Build the coconut sauce
  1. Add the diced onion to the same skillet and cook for 3 minutes. Stir until softened and glossy.
  2. Add the minced garlic, grated ginger, and red pepper flakes, then cook for 1 minute. The mixture should smell aromatic and slightly toasted, not scorched.
  3. Pour in the full-fat coconut milk and chicken broth, then stir in soy sauce and bring to a simmer. The sauce should turn ivory-golden and look silky.
Simmer and finish
  1. Return the chicken to the skillet skin-side up. Nestle the thighs into the sauce so they steam while browning stays on top.
  2. Cover and simmer over medium-low for 18-20 minutes until the internal temperature reaches 165°F. The sauce should gently bubble and thicken slightly around the chicken.
  3. Stir in the lime juice and lime zest. The sauce will brighten and look more vibrant.
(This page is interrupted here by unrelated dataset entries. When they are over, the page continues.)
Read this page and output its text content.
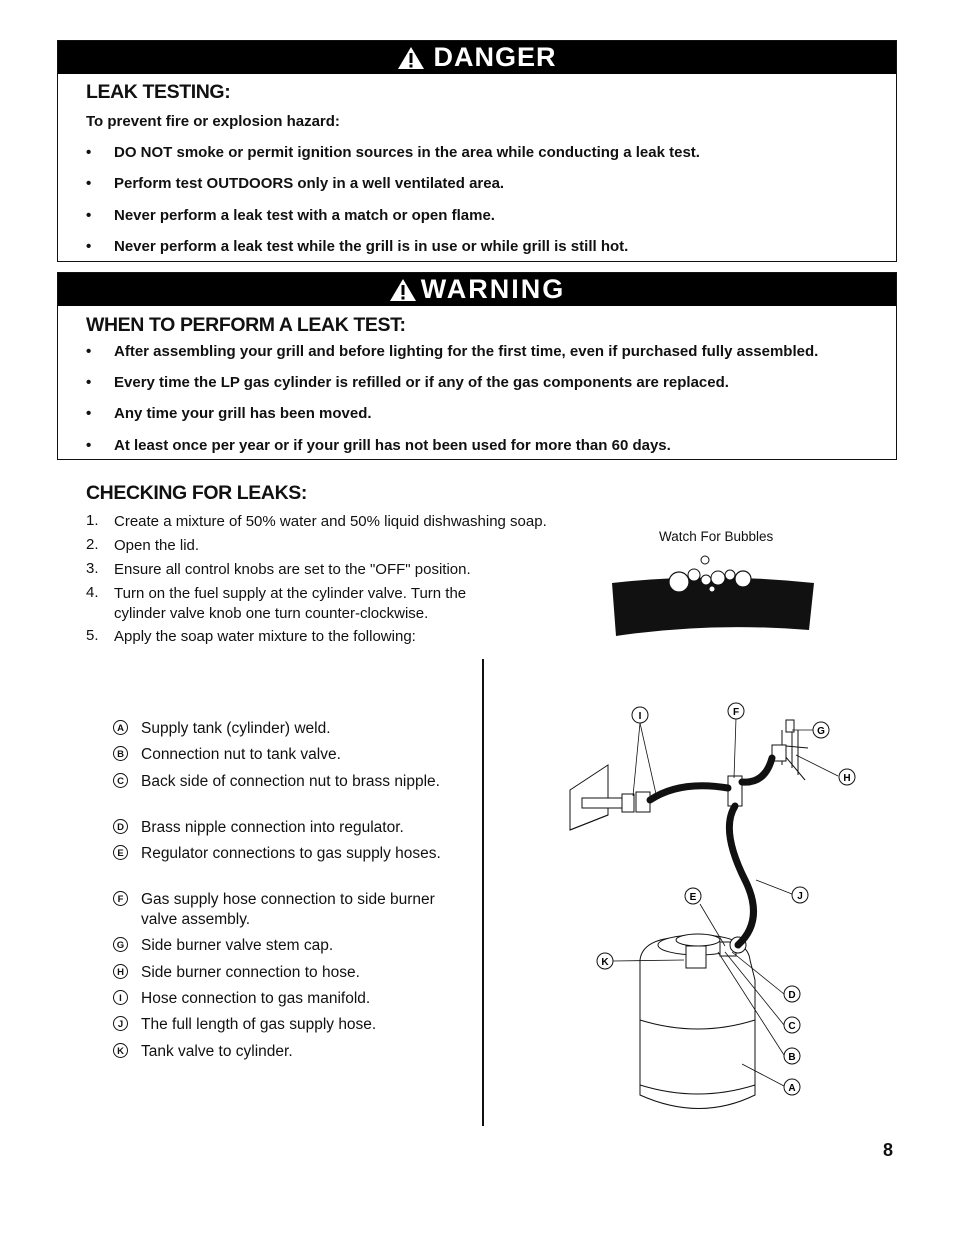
DANGER
LEAK TESTING:
To prevent fire or explosion hazard:
• DO NOT smoke or permit ignition sources in the area while conducting a leak test.
• Perform test OUTDOORS only in a well ventilated area.
• Never perform a leak test with a match or open flame.
• Never perform a leak test while the grill is in use or while grill is still hot.
WARNING
WHEN TO PERFORM A LEAK TEST:
• After assembling your grill and before lighting for the first time, even if purchased fully assembled.
• Every time the LP gas cylinder is refilled or if any of the gas components are replaced.
• Any time your grill has been moved.
• At least once per year or if your grill has not been used for more than 60 days.
CHECKING FOR LEAKS:
1. Create a mixture of 50% water and 50% liquid dishwashing soap.
2. Open the lid.
3. Ensure all control knobs are set to the "OFF" position.
4. Turn on the fuel supply at the cylinder valve. Turn the cylinder valve knob one turn counter-clockwise.
5. Apply the soap water mixture to the following:
Watch For Bubbles
A Supply tank (cylinder) weld.
B Connection nut to tank valve.
C Back side of connection nut to brass nipple.
D Brass nipple connection into regulator.
E Regulator connections to gas supply hoses.
F Gas supply hose connection to side burner valve assembly.
G Side burner valve stem cap.
H Side burner connection to hose.
I	Hose connection to gas manifold.
J	The full length of gas supply hose.
K Tank valve to cylinder.
I	F
G
H
E	J
K
D
C
B
A
8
  4. Garnish with fresh cilantro and serve with lime wedges over jasmine rice. Spoon extra silky coconut sauce over the chicken and rice.

Notes

Pro tip: Keep the heat at medium-high for searing so the skin browns; for the simmer, go medium-low and cover to keep the thighs juicy. Refrigerate leftovers in a sealed container for up to 3 days; rewarm gently on the stovetop until hot. Freezing is not recommended because coconut milk sauce can separate on thawing. For a dairy-free option, this recipe is naturally dairy-free; for lower-sodium, use low-sodium soy sauce and reduce added salt to taste.